= Siku Njema =

Siku Njema is a Swahili novel written by the Kenyan author, Ken Walibora. The novel was published in 1996 and written in the first person. The book deals with the life of a young man, Msanifu Kombo (nicknamed Kongowea Mswahili) who is born in Tanga, Tanzania and who faces family hardships with his single mother, who is a talented singer of taarab. Being a child born out of wedlock does not make life easier for him, as he is chided by his schoolmates in a culture that frowns upon illegitimate children. When Kongowea's mother (named Zainabu) dies, he is left to fend for himself as he embarks on a Journey to Western Kenya to find his biological father

== Overview ==

In Tanzania, the story dwells mostly on the struggles of Kombo after his mother, Zainabu Makame dies. He has to struggle with school while living through the maltreatment meted by his aunt and foster mother. His brilliance in writing, however, bails him out, and he becomes quite a successful student, later nicknamed Kongowea Mswahili, in reference to a prize-winning essay he had written.

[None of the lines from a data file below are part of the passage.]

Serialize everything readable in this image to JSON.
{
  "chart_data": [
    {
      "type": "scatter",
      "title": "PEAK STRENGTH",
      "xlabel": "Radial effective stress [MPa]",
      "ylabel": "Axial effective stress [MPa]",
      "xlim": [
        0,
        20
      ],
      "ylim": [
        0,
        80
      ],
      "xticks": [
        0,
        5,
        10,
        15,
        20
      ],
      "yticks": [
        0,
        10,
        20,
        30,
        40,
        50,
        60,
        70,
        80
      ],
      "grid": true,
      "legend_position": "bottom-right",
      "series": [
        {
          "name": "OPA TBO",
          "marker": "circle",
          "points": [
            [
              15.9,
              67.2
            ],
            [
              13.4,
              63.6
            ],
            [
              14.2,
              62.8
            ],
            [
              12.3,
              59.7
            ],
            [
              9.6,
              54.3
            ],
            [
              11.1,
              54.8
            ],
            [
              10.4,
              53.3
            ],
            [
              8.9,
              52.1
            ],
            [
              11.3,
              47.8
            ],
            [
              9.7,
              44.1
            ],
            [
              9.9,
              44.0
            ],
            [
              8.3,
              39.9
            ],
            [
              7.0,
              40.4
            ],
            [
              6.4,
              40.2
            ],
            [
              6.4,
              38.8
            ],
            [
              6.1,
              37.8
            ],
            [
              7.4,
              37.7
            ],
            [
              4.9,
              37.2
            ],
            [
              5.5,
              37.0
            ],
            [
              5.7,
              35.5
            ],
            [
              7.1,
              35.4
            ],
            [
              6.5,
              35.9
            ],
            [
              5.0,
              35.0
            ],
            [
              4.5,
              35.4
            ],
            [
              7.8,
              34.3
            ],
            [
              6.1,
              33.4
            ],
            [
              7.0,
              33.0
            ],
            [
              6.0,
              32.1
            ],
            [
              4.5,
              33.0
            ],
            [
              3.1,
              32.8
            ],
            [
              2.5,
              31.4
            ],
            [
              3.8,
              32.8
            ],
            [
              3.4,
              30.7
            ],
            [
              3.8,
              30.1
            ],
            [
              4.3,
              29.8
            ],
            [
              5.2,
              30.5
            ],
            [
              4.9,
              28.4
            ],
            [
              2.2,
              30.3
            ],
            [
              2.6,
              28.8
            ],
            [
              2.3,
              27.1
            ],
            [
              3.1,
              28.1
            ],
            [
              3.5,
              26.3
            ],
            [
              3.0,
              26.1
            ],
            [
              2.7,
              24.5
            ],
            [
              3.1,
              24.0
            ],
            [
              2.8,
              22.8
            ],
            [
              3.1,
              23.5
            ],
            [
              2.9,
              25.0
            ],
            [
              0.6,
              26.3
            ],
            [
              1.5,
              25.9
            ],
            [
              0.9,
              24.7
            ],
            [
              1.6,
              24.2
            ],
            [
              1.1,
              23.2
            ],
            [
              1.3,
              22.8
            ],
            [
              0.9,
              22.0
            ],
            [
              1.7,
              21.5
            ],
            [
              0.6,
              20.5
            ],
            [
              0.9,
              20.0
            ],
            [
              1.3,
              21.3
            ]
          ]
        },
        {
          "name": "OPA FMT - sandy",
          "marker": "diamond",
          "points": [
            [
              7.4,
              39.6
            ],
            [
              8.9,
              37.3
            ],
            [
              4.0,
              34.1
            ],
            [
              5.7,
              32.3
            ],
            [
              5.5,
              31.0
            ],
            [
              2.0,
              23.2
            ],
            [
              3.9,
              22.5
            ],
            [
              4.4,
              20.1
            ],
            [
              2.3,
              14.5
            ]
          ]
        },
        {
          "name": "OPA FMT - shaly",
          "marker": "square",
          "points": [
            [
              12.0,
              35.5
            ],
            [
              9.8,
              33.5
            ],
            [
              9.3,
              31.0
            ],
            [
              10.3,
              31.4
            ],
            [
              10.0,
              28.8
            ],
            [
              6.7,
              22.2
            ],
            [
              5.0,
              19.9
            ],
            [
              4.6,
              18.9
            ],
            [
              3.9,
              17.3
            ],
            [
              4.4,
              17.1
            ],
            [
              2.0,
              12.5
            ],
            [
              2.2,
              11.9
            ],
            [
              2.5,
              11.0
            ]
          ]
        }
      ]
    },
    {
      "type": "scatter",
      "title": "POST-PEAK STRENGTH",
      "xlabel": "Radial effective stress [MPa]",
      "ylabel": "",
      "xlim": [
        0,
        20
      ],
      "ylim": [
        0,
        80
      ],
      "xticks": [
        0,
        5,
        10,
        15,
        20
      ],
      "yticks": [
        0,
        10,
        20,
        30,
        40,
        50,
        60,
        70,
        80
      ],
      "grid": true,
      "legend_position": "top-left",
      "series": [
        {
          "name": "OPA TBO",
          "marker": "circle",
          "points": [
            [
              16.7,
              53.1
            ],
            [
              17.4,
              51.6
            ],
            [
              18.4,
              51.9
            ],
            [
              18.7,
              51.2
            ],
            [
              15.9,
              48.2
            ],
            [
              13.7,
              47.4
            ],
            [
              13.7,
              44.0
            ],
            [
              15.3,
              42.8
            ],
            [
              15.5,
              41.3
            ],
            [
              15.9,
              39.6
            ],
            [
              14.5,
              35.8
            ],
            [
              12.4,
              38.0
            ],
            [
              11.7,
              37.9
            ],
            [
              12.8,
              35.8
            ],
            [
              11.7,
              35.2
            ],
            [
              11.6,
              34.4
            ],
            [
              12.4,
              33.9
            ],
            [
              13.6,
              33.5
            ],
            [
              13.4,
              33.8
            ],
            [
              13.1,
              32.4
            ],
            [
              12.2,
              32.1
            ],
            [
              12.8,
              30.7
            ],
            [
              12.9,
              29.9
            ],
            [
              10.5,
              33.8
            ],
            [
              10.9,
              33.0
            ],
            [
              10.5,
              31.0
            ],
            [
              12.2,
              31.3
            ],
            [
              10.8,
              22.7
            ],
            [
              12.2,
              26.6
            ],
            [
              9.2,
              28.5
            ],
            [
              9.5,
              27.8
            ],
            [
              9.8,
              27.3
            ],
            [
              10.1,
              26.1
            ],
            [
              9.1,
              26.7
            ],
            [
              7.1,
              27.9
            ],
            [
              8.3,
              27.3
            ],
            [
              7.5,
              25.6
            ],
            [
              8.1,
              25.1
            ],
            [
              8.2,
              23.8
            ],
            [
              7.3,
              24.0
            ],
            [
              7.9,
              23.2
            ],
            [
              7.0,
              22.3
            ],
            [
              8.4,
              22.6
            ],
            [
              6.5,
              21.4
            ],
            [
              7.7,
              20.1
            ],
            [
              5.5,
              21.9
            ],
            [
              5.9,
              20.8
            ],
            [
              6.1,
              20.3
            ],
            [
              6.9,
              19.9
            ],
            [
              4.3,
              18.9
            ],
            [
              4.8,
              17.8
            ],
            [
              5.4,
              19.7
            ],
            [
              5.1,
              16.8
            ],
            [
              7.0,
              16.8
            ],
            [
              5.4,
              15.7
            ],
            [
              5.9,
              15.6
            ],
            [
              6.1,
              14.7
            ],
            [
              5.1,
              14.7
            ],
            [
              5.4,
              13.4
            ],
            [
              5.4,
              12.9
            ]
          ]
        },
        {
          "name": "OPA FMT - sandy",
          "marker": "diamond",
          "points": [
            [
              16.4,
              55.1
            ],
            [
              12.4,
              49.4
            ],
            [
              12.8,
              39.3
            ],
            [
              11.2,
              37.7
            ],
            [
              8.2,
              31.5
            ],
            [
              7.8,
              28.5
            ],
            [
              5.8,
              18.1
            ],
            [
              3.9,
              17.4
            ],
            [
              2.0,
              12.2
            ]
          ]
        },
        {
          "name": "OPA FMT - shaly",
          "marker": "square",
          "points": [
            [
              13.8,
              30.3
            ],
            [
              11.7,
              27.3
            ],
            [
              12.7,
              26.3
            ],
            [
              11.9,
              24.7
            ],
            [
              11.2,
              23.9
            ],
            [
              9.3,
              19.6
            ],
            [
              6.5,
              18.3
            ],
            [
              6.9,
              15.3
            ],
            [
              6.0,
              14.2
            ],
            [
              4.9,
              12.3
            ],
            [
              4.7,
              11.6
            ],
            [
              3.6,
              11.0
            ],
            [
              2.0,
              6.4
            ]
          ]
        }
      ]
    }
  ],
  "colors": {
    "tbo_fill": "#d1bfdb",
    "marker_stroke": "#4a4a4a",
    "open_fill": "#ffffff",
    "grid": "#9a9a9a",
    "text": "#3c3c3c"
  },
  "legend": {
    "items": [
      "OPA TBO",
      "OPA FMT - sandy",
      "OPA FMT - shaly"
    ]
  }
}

Kongowea Mswahili, after some struggles, manages to move to Kenya in search of his father, whom he had only seen in a snapshot in their house. Life is not easy for the humble Kongowea Mswahili. Often, he is looked down upon by the people he meets while in search of his father. However, his humility, kindness sets him to have a spot in the people's hearts. As the story emphasises, a bad deed can only be paid with a good deed. After other doses of trouble, he finds his father who happened to be a known poet, Juma Mukosi, under the pen name of Amuj Isokum, a backward spelling of his real name. In spite of being a famous poet, Amuj Isokum, who is terminally ill, lives a desolate life and is looked down upon by the entire neighbourhood. It takes a while for Kongowea to find out about his father, and he only does so when the man is already dead.

==Ending==

The book ends with the protagonist, Kongowea Mswahili, in his house, which he inherited from his father Juma Mukosi, early in the morning in the town of Kitale. He is writing a book, most possibly about his life, when his wife Vumilia binti Abdalla, who was Kongowea's childhood friend, comes from behind and gives him a bear hug. She notes that it is too late and he needs some night rest. He then looks through the window and sees the eastern horizon burning red, indicating that he had been writing for too long.